If you were to work 80 hours a week at two minimum-wage jobs, with no time off for illness, your child’s illness, or any type of vacation, you would make just over $30,000 a year before taxes. I’m not sure when you would do laundry, grocery shop, spend time with your family and friends, clean your apartment/house, take a shower or sleep, but you would be grossing 30k. I think we can all agree that someone who is working 80 hours a week at two minimum wage jobs is working hard?
This is the part where someone will say, “’They’ should get a better job. One that pays more.” But they may need to go have some sort of education or training to do that. Or they may not have time to look for a new job because they can’t take a day off work or they won’t be able to pay their rent.

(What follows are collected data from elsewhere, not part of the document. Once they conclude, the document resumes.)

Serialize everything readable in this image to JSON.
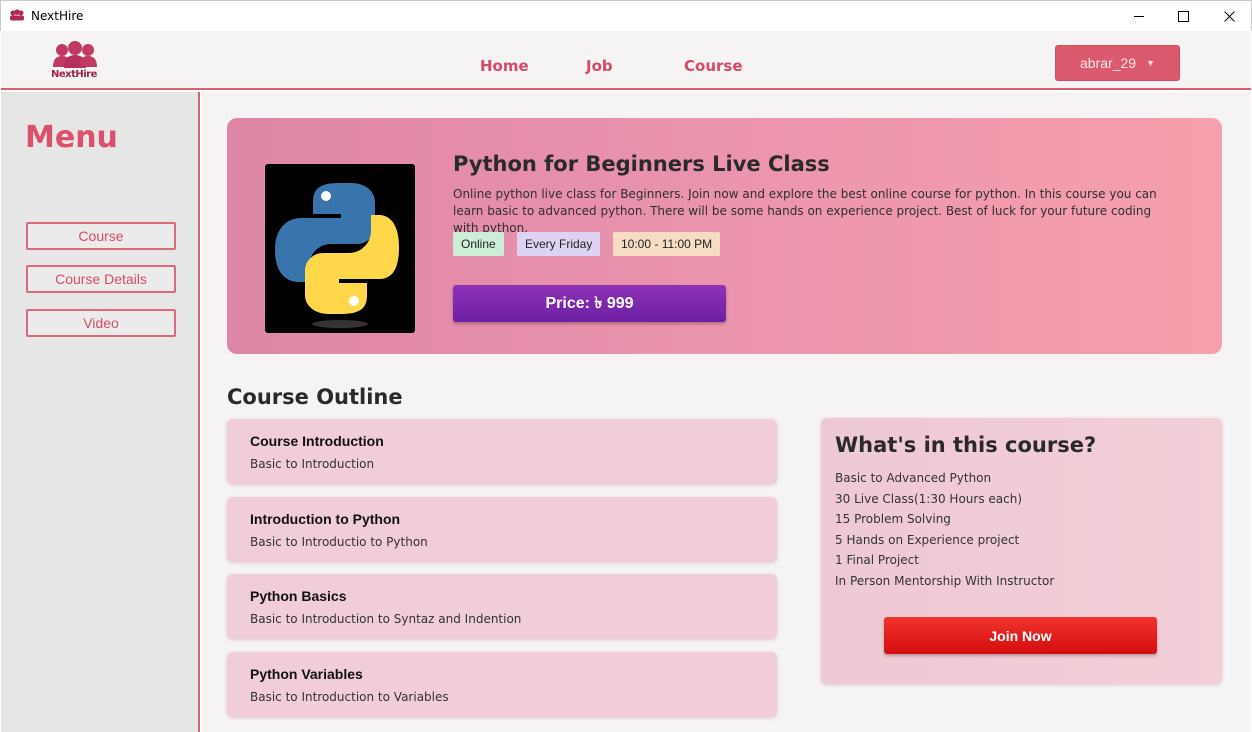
{
  "window": {
    "title": "NextHire",
    "controls": [
      "minimize-icon",
      "maximize-icon",
      "close-icon"
    ]
  },
  "header": {
    "logo_text": "NextHire",
    "nav": [
      {
        "label": "Home"
      },
      {
        "label": "Job"
      },
      {
        "label": "Course"
      }
    ],
    "user": {
      "name": "abrar_29",
      "icon": "chevron-down-icon"
    }
  },
  "sidebar": {
    "title": "Menu",
    "items": [
      {
        "label": "Course"
      },
      {
        "label": "Course Details"
      },
      {
        "label": "Video"
      }
    ]
  },
  "hero": {
    "image_icon": "python-logo",
    "title": "Python for Beginners Live Class",
    "description": "Online python live class for Beginners. Join now and explore the best online course for python. In this course you can learn basic to advanced python. There will be some hands on experience project. Best of luck for your future coding with python.",
    "tags": [
      {
        "label": "Online",
        "color": "#cdeed6"
      },
      {
        "label": "Every Friday",
        "color": "#ddd3f3"
      },
      {
        "label": "10:00 - 11:00 PM",
        "color": "#f6dcc3"
      }
    ],
    "price_label": "Price: ৳ 999"
  },
  "outline": {
    "title": "Course Outline",
    "items": [
      {
        "title": "Course Introduction",
        "subtitle": "Basic to Introduction"
      },
      {
        "title": "Introduction to Python",
        "subtitle": "Basic to Introductio to Python"
      },
      {
        "title": "Python Basics",
        "subtitle": "Basic to Introduction to Syntaz and Indention"
      },
      {
        "title": "Python Variables",
        "subtitle": "Basic to Introduction to Variables"
      }
    ]
  },
  "course_info": {
    "title": "What's in this course?",
    "features": [
      "Basic to Advanced Python",
      "30 Live Class(1:30 Hours each)",
      "15 Problem Solving",
      "5 Hands on Experience project",
      "1 Final Project",
      "In Person Mentorship With Instructor"
    ],
    "join_label": "Join Now"
  },
  "colors": {
    "accent": "#d9606f",
    "price_button": "#7d28ad",
    "join_button": "#e01d1d"
  }
}
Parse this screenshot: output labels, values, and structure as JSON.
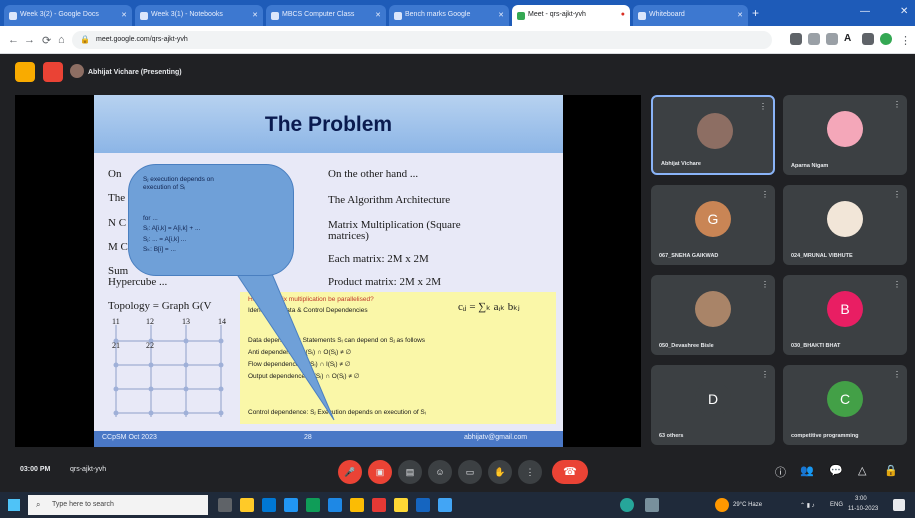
{
  "browser": {
    "tabs": [
      {
        "label": "Week 3(2) - Google Docs"
      },
      {
        "label": "Week 3(1) - Notebooks"
      },
      {
        "label": "MBCS Computer Class"
      },
      {
        "label": "Bench marks Google"
      },
      {
        "label": "Meet - qrs-ajkt-yvh",
        "active": true
      },
      {
        "label": "Whiteboard"
      }
    ],
    "url": "meet.google.com/qrs-ajkt-yvh",
    "profile_initial": "A"
  },
  "meet": {
    "presenter_label": "Abhijat Vichare (Presenting)",
    "time": "03:00 PM",
    "meeting_code": "qrs-ajkt-yvh",
    "participants": [
      {
        "name": "Abhijat Vichare",
        "initial": "",
        "color": "#8d6e63",
        "speaking": true
      },
      {
        "name": "Aparna Nigam",
        "initial": "",
        "color": "#f4a7b9"
      },
      {
        "name": "067_SNEHA GAIKWAD",
        "initial": "G",
        "color": "#c98555"
      },
      {
        "name": "024_MRUNAL VIBHUTE",
        "initial": "",
        "color": "#f2e6d8"
      },
      {
        "name": "050_Devashree Bisle",
        "initial": "",
        "color": "#a98468"
      },
      {
        "name": "030_BHAKTI BHAT",
        "initial": "B",
        "color": "#e91e63"
      },
      {
        "name": "63 others",
        "initial": "D",
        "color": "#3c4043"
      },
      {
        "name": "competitive programming",
        "initial": "C",
        "color": "#43a047"
      }
    ]
  },
  "slide": {
    "title": "The Problem",
    "left_col": [
      "On",
      "The",
      "N C",
      "M C",
      "Sum",
      "Hypercube ...",
      "Topology = Graph G(V"
    ],
    "right_col": [
      "On the other hand ...",
      "The Algorithm Architecture",
      "Matrix Multiplication (Square",
      "matrices)",
      "Each matrix: 2M x 2M",
      "Product matrix: 2M x 2M"
    ],
    "bubble_lines": [
      "Sⱼ execution depends on",
      "execution of Sᵢ",
      "for ...",
      "  Sᵢ: A[i,k] = A[i,k] + ...",
      "  Sⱼ: ... = A[i,k] ...",
      "  Sₖ: B[i] = ..."
    ],
    "grid_labels": [
      "11",
      "12",
      "13",
      "14",
      "21",
      "22"
    ],
    "formula": "cᵢⱼ = ∑ₖ aᵢₖ bₖⱼ",
    "yellow_lines": [
      "How is matrix multiplication be parallelised?",
      "Identify the Data & Control Dependencies",
      "Data dependency: Statements Sᵢ can depend on Sⱼ as follows",
      "Anti dependence:     O(Sᵢ) ∩ O(Sⱼ) ≠ ∅",
      "Flow dependence:     O(Sᵢ) ∩ I(Sⱼ) ≠ ∅",
      "Output dependence:   O(Sᵢ) ∩ O(Sⱼ) ≠ ∅",
      "Control dependence: Sⱼ Execution depends on execution of Sᵢ"
    ],
    "footer": {
      "left": "CCpSM  Oct 2023",
      "page": "28",
      "email": "abhijatv@gmail.com"
    }
  },
  "taskbar": {
    "search_placeholder": "Type here to search",
    "weather": "29°C Haze",
    "lang": "ENG",
    "clock_time": "3:00",
    "clock_date": "11-10-2023"
  }
}
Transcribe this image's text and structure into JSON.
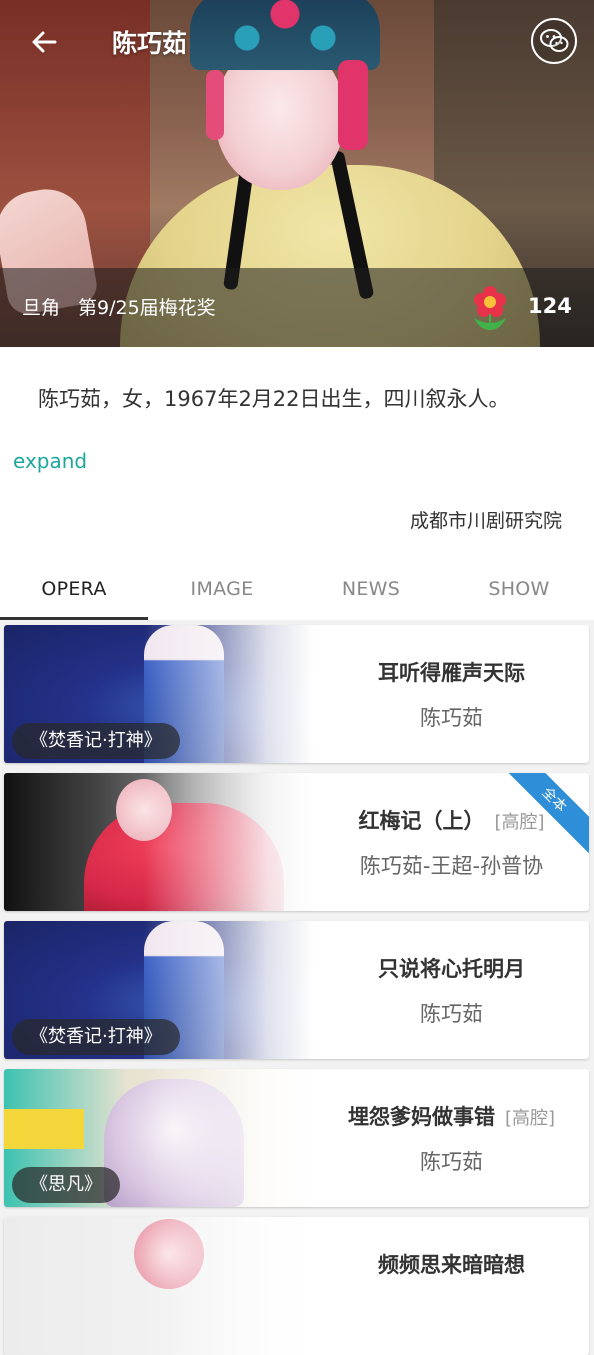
{
  "header": {
    "title": "陈巧茹",
    "back_icon": "arrow-left-icon",
    "share_icon": "wechat-icon"
  },
  "hero": {
    "role": "旦角",
    "award": "第9/25届梅花奖",
    "flower_icon": "flower-icon",
    "flower_count": "124"
  },
  "profile": {
    "bio": "陈巧茹，女，1967年2月22日出生，四川叙永人。",
    "expand_label": "expand",
    "organization": "成都市川剧研究院"
  },
  "tabs": [
    {
      "label": "OPERA",
      "active": true
    },
    {
      "label": "IMAGE",
      "active": false
    },
    {
      "label": "NEWS",
      "active": false
    },
    {
      "label": "SHOW",
      "active": false
    }
  ],
  "cards": [
    {
      "title": "耳听得雁声天际",
      "genre": "",
      "performers": "陈巧茹",
      "tag": "《焚香记·打神》",
      "corner": ""
    },
    {
      "title": "红梅记（上）",
      "genre": "[高腔]",
      "performers": "陈巧茹-王超-孙普协",
      "tag": "",
      "corner": "全本"
    },
    {
      "title": "只说将心托明月",
      "genre": "",
      "performers": "陈巧茹",
      "tag": "《焚香记·打神》",
      "corner": ""
    },
    {
      "title": "埋怨爹妈做事错",
      "genre": "[高腔]",
      "performers": "陈巧茹",
      "tag": "《思凡》",
      "corner": ""
    },
    {
      "title": "频频思来暗暗想",
      "genre": "",
      "performers": "",
      "tag": "",
      "corner": ""
    }
  ],
  "colors": {
    "accent": "#1ca79c",
    "corner_badge": "#2f8ed8"
  }
}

And God forbid “they” might have a chronic illness, a mental illness, a learning disability, or two or three children depending on them. This idea that Americans can somehow control all the variables in their lives is baffling. How can you control if your parents can pay for college or if your child gets cancer and you have to leave your job to care for them? (The number one cause of bankruptcy in the United States is unforeseen medical bills.)
I am obviously not arguing against work. I love working (most days). Good work gives us not only money but purpose, meaning, structure, and hopefully positive relationships as well—I’ve met some great friends at all my different jobs.
But work isn’t the only answer to income inequality. With hard work and federal, local, public, and private opportunities for students and workers, we can create a reality where people of many different backgrounds can succeed.
The huge economic gap in our country is not a result of Americans not working hard, but, at the highest levels, decisions based purely on how to maximize profits (or what I like to call greed). A person who says that Donald Trump or the Waltons work harder or are more deserving of good economic things happening to them than any person working full-time in a factory or teaching in a classroom or working in food service, is choosing American myth over American reality.
Telaina Eriksen is an essayist, poet, and an assistant professor in creative writing for the Department of English at Michigan State University. She runs a film review blog Catch Up Films with fellow Role Reboot contributor Chelsea Cristene. Eriksen lives in East Lansing, Michigan, with her husband, her teenage son, her teenage daughter (who comes home occasionally to get groceries and do laundry), a Sheltie, a pit bull, and a cynical former barn cat.